Turnout is critical because Democrats outnumber Republicans by nearly 15 percentage points in statewide registration — 43.6 percent to 28.7 percent — and Democrats support marijuana legalization more than Republicans, by better than a 2-to-1 margin according to a December 2013 Field Poll.

“The better the turnout, the better the chances,” said the Field Poll’s Mark DiCamillo.

At least one of the withdrawn marijuana measures faced strong opposition from advocates of drug policy overhaul, making enemies of potential allies.

Critics, including Rosenthal and NORML, believed the Drug Policy Alliance’s initiative proposed tax levy and regulatory scheme could adversely affect growers, collectives and licensed distributors.

The DPA’s initiative would have levied a 25 percent sales tax on marijuana sold by licensed businesses.

That tax at the point of sale could encourage a black market in which growers make more money by selling their product illegally to unauthorized dealers, said Suzette Elwell-Scardino, a member of Sacramento’s NORML chapter.

Elwell-Scardino said she is a proponent of the MCLR initiative, and described the competing tax proposal as “the worst thing that could happen to the medical (marijuana) community.”

“We’re actually thrilled (DPA is out),” she said.

The language in DPA’s initiative also would have authorized local governments to ban cannabis storefronts, possibly even those designated as medical clinics, according to Duzy, who opposed the provisions. He also opposed a section of the DPA initiative that would have authorized state regulation of medical marijuana through the Department of Alcoholic Beverage Control.

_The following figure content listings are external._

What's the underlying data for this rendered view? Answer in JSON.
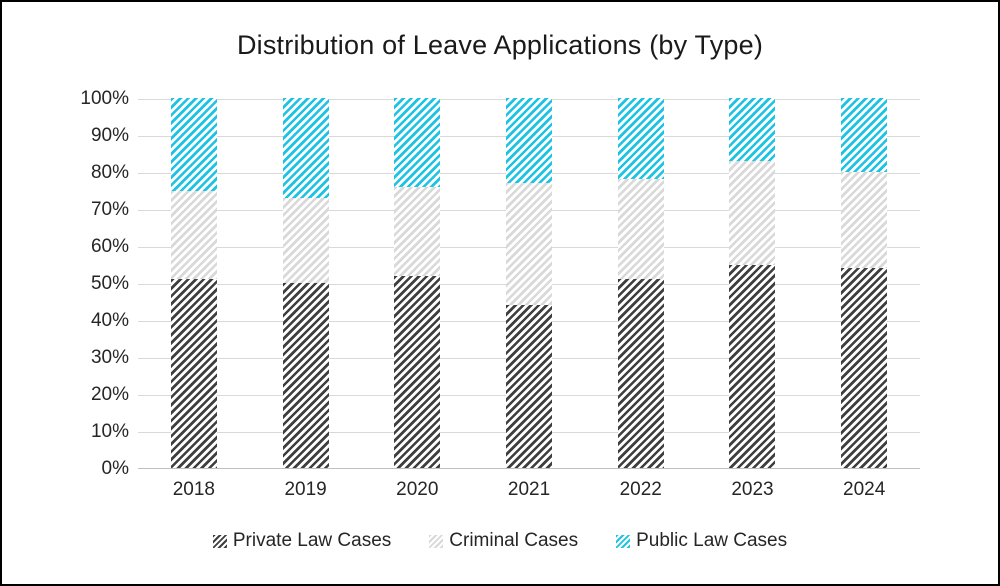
{
  "window": {
    "background": "#ffffff",
    "border_color": "#000000"
  },
  "chart_data": {
    "type": "bar",
    "subtype": "stacked-100-percent",
    "title": "Distribution of Leave Applications (by Type)",
    "categories": [
      "2018",
      "2019",
      "2020",
      "2021",
      "2022",
      "2023",
      "2024"
    ],
    "series": [
      {
        "name": "Private Law Cases",
        "color": "#3f3f3f",
        "pattern": "diagonal-hatch",
        "values": [
          51,
          50,
          52,
          44,
          51,
          55,
          54
        ]
      },
      {
        "name": "Criminal Cases",
        "color": "#d9d9d9",
        "pattern": "diagonal-hatch",
        "values": [
          24,
          23,
          24,
          33,
          27,
          28,
          26
        ]
      },
      {
        "name": "Public Law Cases",
        "color": "#1cc3e3",
        "pattern": "diagonal-hatch",
        "values": [
          25,
          27,
          24,
          23,
          22,
          17,
          20
        ]
      }
    ],
    "xlabel": "",
    "ylabel": "",
    "y_axis": {
      "min": 0,
      "max": 100,
      "tick_step": 10,
      "ticks": [
        "100%",
        "90%",
        "80%",
        "70%",
        "60%",
        "50%",
        "40%",
        "30%",
        "20%",
        "10%",
        "0%"
      ],
      "grid": true,
      "gridline_color": "#d9d9d9",
      "axis_line_color": "#bfbfbf"
    },
    "legend": {
      "position": "bottom",
      "entries": [
        "Private Law Cases",
        "Criminal Cases",
        "Public Law Cases"
      ]
    }
  }
}
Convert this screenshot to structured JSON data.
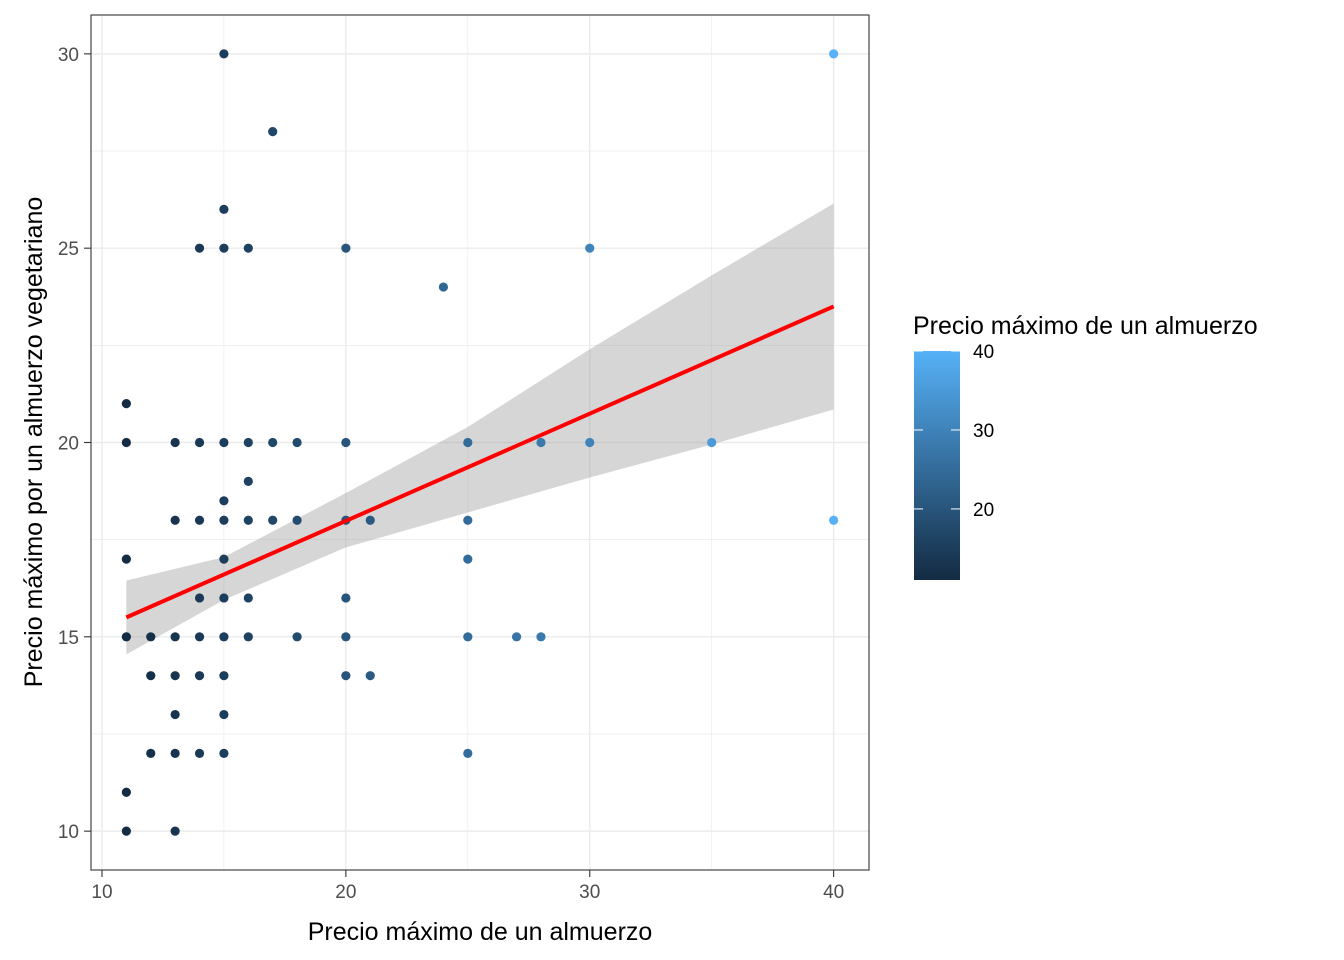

The signature drive for the MCLR effort is its second week and representatives said it has received $500,000 to help cover those costs. The group, which has until late June to submit its signatures, has also commissioned a Los Angeles energy company called Propel Management Group, Inc., a subsidiary of IDS Industries, Inc., to help finance and collect signatures. Duzy, who refiled his proposal after he missed an early deadline, will have until July to gather signatures.

The shifting field of proposals aiming to overhaul California’s marijuana laws comes as public opinion polls show support increasing for marijuana legalization since the 2010 vote on Proposition 19 — the statewide ballot measure on recreational pot — which voters rejected 54 percent to 46 percent.

The December Field Poll found that 55 percent of those surveyed favored marijuana legalization, while less than a third — 31 percent — supported strict enforcement of existing laws.

The survey also noted that the findings “illustrate the huge reversal in public sentiment toward marijuana use” in recent decades. A 1969 Field Poll found that only 13 percent of Californians favored legalization and that 75 percent backed “either strict enforcement of existing marijuana laws against its use or passing even tougher laws.”

Law enforcement remains unconvinced about a broader move to sanction the drug outside of medical use.

A 2012 report by the California Police Chiefs Association opposed legalization, asserting that medical marijuana centers “have been tied to organized criminal gangs, foster large grow operations, and are often multi-million-dollar profit centers.”